Department of Radiology, University of Washington, Seattle, WA, USA.
Department of Electrical and Computer Engineering, University of Washington, Seattle, WA, USA.
Neuroinformatics. 2024 Oct;22(4):731-744. doi: 10.1007/s12021-024-09683-5. Epub 2024 Sep 11.
This study concentrates on the segmentation of intracranial aneurysms, a pivotal aspect of diagnosis and treatment planning. We aim to overcome the inherent instance imbalance and morphological variability by introducing a novel morphology and texture loss reweighting approach. Our innovative method involves the incorporation of tailored weights within the loss function of deep neural networks. Specifically designed to account for aneurysm size, shape, and texture, this approach strategically guides the model to focus on capturing discriminative information from imbalanced features. The study conducted extensive experimentation utilizing ADAM and RENJI TOF-MRA datasets to validate the proposed approach. The results of our experimentation demonstrate the remarkable effectiveness of the introduced methodology in improving aneurysm segmentation accuracy. By dynamically adapting to the variances present in aneurysm features, our model showcases promising outcomes for accurate diagnostic insights. The nuanced consideration of morphological and textural nuances within the loss function proves instrumental in overcoming the challenge posed by instance imbalance. In conclusion, our study presents a nuanced solution to the intricate challenge of intracranial aneurysm segmentation. The proposed morphology and texture loss reweighting approach, with its tailored weights and dynamic adaptability, proves to be instrumental in enhancing segmentation precision. The promising outcomes from our experimentation suggest the potential for accurate diagnostic insights and informed treatment strategies, marking a significant advancement in this critical domain of medical imaging.

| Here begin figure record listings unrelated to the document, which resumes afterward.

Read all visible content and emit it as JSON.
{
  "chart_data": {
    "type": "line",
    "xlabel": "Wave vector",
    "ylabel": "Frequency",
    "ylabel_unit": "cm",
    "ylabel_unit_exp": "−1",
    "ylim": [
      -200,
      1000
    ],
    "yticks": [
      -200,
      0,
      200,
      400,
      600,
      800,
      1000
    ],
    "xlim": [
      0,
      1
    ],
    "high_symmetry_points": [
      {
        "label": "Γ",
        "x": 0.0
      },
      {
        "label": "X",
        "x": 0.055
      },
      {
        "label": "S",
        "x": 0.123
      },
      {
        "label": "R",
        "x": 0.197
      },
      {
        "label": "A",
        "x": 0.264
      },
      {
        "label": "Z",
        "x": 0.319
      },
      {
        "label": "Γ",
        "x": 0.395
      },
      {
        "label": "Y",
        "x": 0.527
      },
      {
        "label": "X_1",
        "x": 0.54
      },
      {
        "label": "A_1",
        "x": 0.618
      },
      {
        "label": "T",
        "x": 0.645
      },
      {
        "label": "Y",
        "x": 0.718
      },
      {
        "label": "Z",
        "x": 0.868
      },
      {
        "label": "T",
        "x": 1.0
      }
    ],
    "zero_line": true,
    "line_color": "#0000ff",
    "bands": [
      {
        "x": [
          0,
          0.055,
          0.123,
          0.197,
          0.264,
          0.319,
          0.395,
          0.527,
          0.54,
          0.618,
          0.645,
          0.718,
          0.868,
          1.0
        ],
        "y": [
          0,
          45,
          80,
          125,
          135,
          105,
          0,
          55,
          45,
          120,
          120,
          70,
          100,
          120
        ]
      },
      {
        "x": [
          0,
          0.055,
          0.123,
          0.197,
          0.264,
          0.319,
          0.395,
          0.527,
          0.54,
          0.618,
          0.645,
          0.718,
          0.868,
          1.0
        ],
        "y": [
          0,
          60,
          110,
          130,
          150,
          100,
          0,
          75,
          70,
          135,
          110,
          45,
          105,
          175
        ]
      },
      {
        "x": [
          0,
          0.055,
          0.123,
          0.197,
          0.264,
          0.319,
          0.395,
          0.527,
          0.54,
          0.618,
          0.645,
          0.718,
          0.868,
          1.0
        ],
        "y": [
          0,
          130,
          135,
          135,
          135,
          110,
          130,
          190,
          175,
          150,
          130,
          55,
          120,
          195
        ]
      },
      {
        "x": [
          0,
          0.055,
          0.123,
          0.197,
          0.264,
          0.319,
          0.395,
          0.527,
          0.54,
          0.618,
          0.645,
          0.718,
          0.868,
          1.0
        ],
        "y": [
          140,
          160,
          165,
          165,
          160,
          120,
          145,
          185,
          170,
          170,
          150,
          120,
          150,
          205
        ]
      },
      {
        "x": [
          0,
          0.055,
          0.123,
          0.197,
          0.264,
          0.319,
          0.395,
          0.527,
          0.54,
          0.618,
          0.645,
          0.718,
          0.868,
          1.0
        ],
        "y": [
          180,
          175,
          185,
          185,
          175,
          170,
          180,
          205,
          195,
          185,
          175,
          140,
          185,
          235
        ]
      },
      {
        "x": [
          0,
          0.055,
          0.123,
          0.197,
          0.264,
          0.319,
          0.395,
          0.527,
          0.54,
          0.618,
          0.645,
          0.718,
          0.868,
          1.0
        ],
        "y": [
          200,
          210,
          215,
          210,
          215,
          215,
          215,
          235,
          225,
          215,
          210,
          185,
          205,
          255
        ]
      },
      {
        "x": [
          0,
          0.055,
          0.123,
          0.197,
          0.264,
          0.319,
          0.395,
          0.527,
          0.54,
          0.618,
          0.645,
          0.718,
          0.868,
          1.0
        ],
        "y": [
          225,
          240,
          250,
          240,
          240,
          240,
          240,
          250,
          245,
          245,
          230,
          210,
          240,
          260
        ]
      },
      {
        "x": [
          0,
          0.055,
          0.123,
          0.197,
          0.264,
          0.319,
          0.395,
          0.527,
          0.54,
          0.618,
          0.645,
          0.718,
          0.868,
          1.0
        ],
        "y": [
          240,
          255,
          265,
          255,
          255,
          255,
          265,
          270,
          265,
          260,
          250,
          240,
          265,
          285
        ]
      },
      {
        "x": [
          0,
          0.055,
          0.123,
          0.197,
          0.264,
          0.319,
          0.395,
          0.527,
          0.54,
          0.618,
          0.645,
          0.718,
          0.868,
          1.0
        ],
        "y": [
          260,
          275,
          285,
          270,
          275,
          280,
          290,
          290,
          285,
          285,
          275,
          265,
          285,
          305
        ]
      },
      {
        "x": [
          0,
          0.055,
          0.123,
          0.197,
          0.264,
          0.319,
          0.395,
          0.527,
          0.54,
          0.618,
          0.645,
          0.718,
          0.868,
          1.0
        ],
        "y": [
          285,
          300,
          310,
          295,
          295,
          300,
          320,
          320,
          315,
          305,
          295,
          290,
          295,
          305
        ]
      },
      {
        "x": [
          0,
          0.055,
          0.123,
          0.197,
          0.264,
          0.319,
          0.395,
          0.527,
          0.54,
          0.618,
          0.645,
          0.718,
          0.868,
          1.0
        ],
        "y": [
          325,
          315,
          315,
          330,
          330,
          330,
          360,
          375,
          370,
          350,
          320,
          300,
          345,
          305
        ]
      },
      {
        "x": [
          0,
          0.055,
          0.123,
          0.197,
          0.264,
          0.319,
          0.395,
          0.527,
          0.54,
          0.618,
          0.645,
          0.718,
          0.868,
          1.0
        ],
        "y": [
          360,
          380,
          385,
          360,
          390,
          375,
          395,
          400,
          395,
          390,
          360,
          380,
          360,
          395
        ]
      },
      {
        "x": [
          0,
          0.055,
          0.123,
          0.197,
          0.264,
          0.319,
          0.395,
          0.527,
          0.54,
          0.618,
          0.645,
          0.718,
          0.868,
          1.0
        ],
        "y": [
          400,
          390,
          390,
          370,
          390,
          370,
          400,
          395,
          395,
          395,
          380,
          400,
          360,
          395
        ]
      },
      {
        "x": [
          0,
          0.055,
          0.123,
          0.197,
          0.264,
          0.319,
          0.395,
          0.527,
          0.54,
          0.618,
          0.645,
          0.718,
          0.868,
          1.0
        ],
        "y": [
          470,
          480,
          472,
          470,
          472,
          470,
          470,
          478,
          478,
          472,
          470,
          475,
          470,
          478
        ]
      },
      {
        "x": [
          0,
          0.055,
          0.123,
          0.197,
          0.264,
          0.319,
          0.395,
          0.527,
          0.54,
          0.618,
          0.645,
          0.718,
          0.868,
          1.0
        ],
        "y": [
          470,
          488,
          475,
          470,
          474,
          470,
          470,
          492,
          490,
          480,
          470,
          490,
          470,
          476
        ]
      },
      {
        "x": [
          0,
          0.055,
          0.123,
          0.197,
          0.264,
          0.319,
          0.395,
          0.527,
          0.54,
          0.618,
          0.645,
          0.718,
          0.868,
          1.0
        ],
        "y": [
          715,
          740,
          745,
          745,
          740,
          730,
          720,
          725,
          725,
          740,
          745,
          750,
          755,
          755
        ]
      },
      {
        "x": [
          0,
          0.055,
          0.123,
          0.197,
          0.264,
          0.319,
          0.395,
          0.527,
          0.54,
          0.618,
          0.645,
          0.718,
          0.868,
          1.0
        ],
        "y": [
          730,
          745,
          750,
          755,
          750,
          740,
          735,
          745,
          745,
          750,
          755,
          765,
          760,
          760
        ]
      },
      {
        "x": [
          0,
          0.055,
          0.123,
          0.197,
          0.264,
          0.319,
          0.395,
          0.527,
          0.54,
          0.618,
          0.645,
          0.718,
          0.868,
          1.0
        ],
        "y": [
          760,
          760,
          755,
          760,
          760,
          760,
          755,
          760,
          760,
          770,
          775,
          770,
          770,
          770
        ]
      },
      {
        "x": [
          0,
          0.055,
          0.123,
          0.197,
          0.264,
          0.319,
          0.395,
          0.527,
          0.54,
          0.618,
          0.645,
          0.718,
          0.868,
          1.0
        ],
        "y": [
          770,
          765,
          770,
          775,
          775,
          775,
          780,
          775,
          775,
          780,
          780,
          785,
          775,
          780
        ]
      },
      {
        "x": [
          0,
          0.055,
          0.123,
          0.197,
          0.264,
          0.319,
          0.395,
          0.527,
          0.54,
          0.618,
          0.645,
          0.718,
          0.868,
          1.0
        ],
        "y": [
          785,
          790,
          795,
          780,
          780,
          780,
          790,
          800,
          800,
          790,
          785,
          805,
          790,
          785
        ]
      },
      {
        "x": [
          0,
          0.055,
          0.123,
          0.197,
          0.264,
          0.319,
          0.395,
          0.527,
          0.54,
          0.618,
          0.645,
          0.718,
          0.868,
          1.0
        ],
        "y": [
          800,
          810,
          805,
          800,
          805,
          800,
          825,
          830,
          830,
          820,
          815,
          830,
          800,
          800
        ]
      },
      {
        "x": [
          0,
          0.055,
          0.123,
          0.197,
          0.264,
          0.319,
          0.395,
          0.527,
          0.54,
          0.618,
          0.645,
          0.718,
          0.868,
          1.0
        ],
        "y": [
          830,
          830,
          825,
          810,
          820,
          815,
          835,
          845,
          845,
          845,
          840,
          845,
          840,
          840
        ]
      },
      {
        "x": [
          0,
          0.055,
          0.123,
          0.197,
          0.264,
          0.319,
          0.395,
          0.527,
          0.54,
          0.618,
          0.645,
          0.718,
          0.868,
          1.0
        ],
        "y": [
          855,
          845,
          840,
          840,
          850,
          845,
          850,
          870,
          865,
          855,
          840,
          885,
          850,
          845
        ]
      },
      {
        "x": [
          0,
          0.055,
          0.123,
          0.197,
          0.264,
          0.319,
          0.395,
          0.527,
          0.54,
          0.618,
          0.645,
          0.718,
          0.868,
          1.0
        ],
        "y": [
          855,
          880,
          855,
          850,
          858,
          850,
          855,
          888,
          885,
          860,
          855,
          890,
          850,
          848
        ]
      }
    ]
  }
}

本研究专注于颅内动脉瘤的分割,这是诊断和治疗计划的关键方面。我们旨在通过引入新的形态和纹理损失重新加权方法来克服固有的实例不平衡和形态可变性。我们的创新方法涉及在深度神经网络的损失函数中引入定制权重。该方法专门设计用于考虑动脉瘤的大小、形状和纹理,策略性地指导模型从不平衡特征中捕获有鉴别力的信息。研究利用 ADAM 和 RENJI TOF-MRA 数据集进行了广泛的实验,以验证所提出的方法。实验结果表明,所提出的方法在提高动脉瘤分割准确性方面具有显著的效果。通过动态适应动脉瘤特征中的差异,我们的模型展示了用于准确诊断见解的有前途的结果。在损失函数中对形态和纹理细微差别进行细致考虑对于克服实例不平衡带来的挑战非常重要。总之,我们的研究提出了一种细致的解决方案,以应对颅内动脉瘤分割这一复杂的挑战。所提出的形态和纹理损失重新加权方法,通过其定制权重和动态适应性,证明在提高分割精度方面非常有效。实验的有希望的结果表明,该方法具有用于准确诊断见解和制定治疗策略的潜力,这标志着医学成像这一关键领域的重大进展。